In addition to Weibo, there is also WeChat
Please pay attention
WeChat public account
Shulou
2025-02-24 Update From: SLTechnology News&Howtos shulou NAV: SLTechnology News&Howtos > Development >
Share
Shulou(Shulou.com)06/03 Report--
This article mainly explains "introduction and usage of BloomFilter in Redis". Interested friends may wish to have a look at it. The method introduced in this paper is simple, fast and practical. Let's let the editor take you to learn the introduction and usage of BloomFilter in Redis.
Introduction and scenario usage
The Chinese name of BloomFilter is Bloom filter. As a filter, does it feel like Bloom's E skill in LOL (indestructible)?
The Bloom filter was proposed by a man named Bloom. It is implemented through a large array of digits and several different hash functions. We can understand the Bloom filter as an imprecise set. We all know that set can be deduplicated, and using set can help us determine whether certain elements already exist in the collection and help us implement the deduplication function.
However, while set provides precise deduplication, it also brings us a bigger problem-space consumption.

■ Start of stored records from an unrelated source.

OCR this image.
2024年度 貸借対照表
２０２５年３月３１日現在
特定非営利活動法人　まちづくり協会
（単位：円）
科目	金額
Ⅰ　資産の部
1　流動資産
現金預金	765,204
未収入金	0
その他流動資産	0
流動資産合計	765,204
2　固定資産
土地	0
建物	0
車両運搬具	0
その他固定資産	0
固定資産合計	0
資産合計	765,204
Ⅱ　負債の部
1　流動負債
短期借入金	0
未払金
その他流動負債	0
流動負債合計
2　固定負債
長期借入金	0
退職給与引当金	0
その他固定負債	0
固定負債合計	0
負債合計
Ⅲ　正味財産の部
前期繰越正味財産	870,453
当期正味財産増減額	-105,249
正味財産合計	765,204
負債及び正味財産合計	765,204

For example, when we do web crawlers, we need to de-weight the crawled url to avoid climbing to the already crawled website. If we use set, it means that we need to put all the crawled url into the collection. Suppose a url 64 bytes, then 100 million url means we need to occupy 6GB, billion is about 60GB.
Please note that it is memory.
For example, when we want to filter spam or spam messages, we need to determine whether the emails or messages are junk from the list of billions of spam mails or phone calls. If we use set at this time, then it takes up space, needless to say, at the level of 100 GB.

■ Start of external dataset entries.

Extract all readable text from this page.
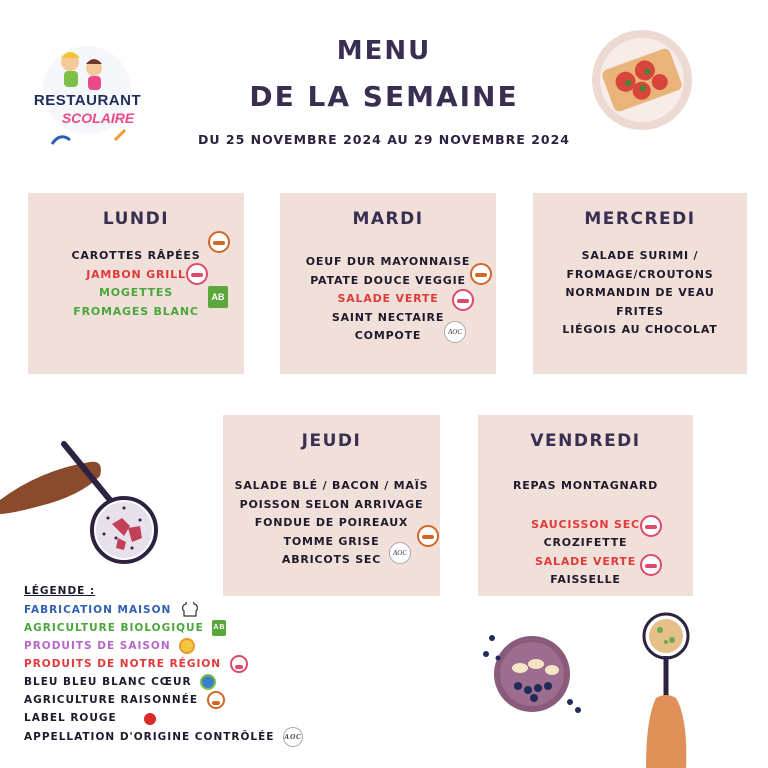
RESTAURANT
SCOLAIRE
MENU
DE LA SEMAINE
DU 25 NOVEMBRE 2024 AU 29 NOVEMBRE 2024
LUNDI
CAROTTES RÂPÉES
JAMBON GRILL
MOGETTES
FROMAGES BLANC
AB
MARDI
OEUF DUR MAYONNAISE
PATATE DOUCE VEGGIE
SALADE VERTE
SAINT NECTAIRE
COMPOTE	AOC
MERCREDI
SALADE SURIMI /
FROMAGE/CROUTONS
NORMANDIN DE VEAU
FRITES
LIÉGOIS AU CHOCOLAT
JEUDI
SALADE BLÉ / BACON / MAÏS
POISSON SELON ARRIVAGE
FONDUE DE POIREAUX
TOMME GRISE
ABRICOTS SEC	AOC
VENDREDI
REPAS MONTAGNARD
SAUCISSON SEC
CROZIFETTE
SALADE VERTE
FAISSELLE
LÉGENDE :
FABRICATION MAISON
AGRICULTURE BIOLOGIQUE AB
PRODUITS DE SAISON
PRODUITS DE NOTRE RÉGION
BLEU BLEU BLANC CŒUR
AGRICULTURE RAISONNÉE
LABEL ROUGE
APPELLATION D'ORIGINE CONTRÔLÉE AOC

In the above interview, I mentioned cache traversal. Users deliberately request that the database does not exist (for example, ID =-1). If it is not processed at this time, it will certainly penetrate the cache to query the database. A query is fine. What if thousands or tens of thousands come in at the same time? Can your database hold up? So at this time, we use set for processing, taking up so much memory space, do you think it's worth it? Or is there a better way?
The three typical scenarios mentioned above, website deduplication, spam filtering, and cache penetration, can be solved perfectly by using BloomFilter.
Have you found that the above three scenarios are not very precise, especially for spam filtering? it doesn't matter if you receive a few spam messages occasionally. Like cache penetration, it also coincides with a feature of BloomFilter. He said that some may not have, but he said that if there is no ID, it really does not exist. I said that if your cache does not exist in the database, then it really does not exist. I am so confident that I have filtered you. What, you hit me?
Probe into the principle
After talking about the concepts and application scenarios for such a long time, are you still confused about how BloomFilter can be removed? Let's talk about the implementation principle of BloomFilter. First of all, I will show you a structure diagram.
F, G, H are several unbiased Hash functions, and below is a large array of digits. When we add data to BloomFilter, it will first do several hash operations on our data (key) (here is FGH), and each hash operation will get an unused index subscript of the array of digits. At this time, we will change the values of several subscript positions to 1. If you determine whether the element exists, just determine that all indexes in which the subscript has a value of 1 is fine.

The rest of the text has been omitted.